Role of Homing Regulation in Coculturing Human Cord blood–derived Mesenchymal Stem cells with CD34-Positive Cells from Umbilical Cord Blood

Background and Objectives Mesenchymal stem cells plays an important role in the hematopoietic stem cell engraftment condition with SDF-1 (CXCL12)-CXCR4 signaling and in their homing in various tissues. In this study, we evaluated that the regulation of homing efficiency for mesenchymal stem cells to support ex vivo expansion of hematopoietic stem cells from umbilical cord blood.

Methods We investigated the expression of CXCR4 and Stromal-Derived Factor-1 (SDF-1) in cocultured mesenchymal stem cell with umbilical cord blood-derived CD34-positive cell, which stimulated with granulocyte macrophage-colony stimulating factor (GM-CSF) and stem cell factor (SCF) cytokine.

Results In this study, we evaluated that coculturing of SDF-1⁺ mesenchymal stem cells with stimulated CD34⁺ cells significantly increased the expression of CD34, CD45, and CD19 for myeloid surface marker and intracellular CXCR4 within a few hours as compared with culturing of CD34-positive cells alone or with SDF-1⁻ mesenchymal stem cells or untreated mesenchymal stem cells by Flow cytometre. In the result of stimulation for 48 hours with various cytokines in CD34-positive cells, CXCR4 gene and ERK-1,2 protein up-regulated, and increased in vitro migration capacity of cocultured SDF-1⁺ mesenchymal stem cell with CD34⁺ cells as examined by quantitative RT-PCR of human GAPDH. To enhance homing effect by mesenchymal stem cell, we maintained expanded mesenchymal stem cells for up to 5–10 passages with monitoring of the expression of various tissue surface antigens, such as skeletal muscle, neural, liver, and endothelial cells. SDF-1⁺ mesenchymal stem cells induced the homing of cellular products of stimulated cord blood-derived CD34-positive cells for 10 days. Moreover, the tranfected SDF-1⁺ cells with a green fluorescent protein gene using lentivirus maintained their capacities of protein release and homing in culture system. SDF-1⁻ mesenchymal stem cells reduced CXCR4 expression in cocultured CD34-positive cells.

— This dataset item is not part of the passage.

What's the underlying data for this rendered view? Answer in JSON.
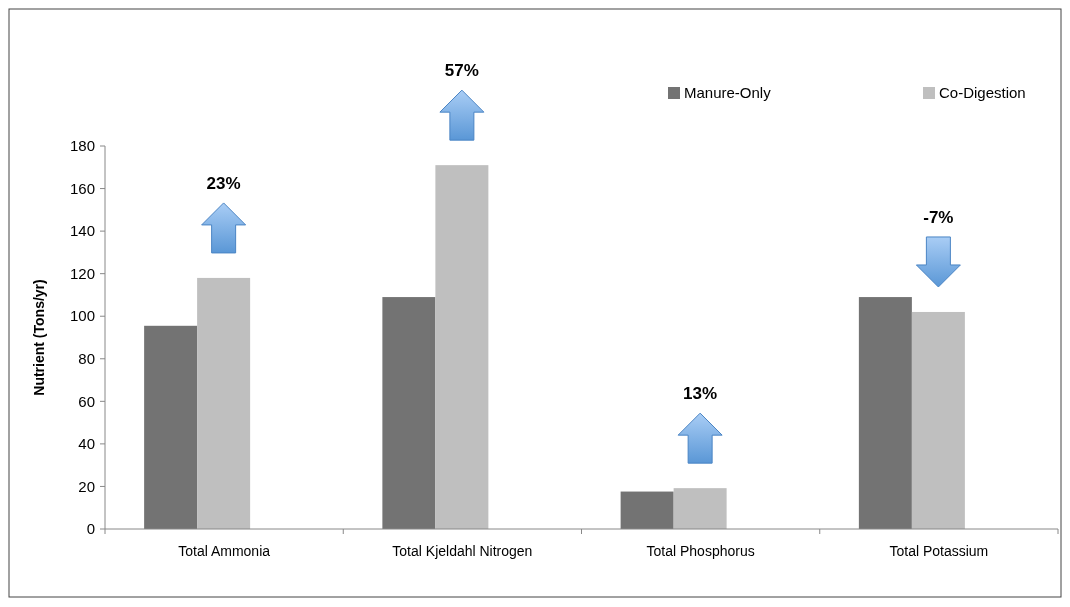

Conclusions: These results demonstrate that the role of the SDF-1/CXCR4 axis is an important rold in the regulation of homing and engraftment of mesenchymal and hematopoietic stem cells. SDF-1⁺ mesenchymal stem cells have clinical potential to regulate homing and short-term engraftment for hematopoietic stem cell transplantation.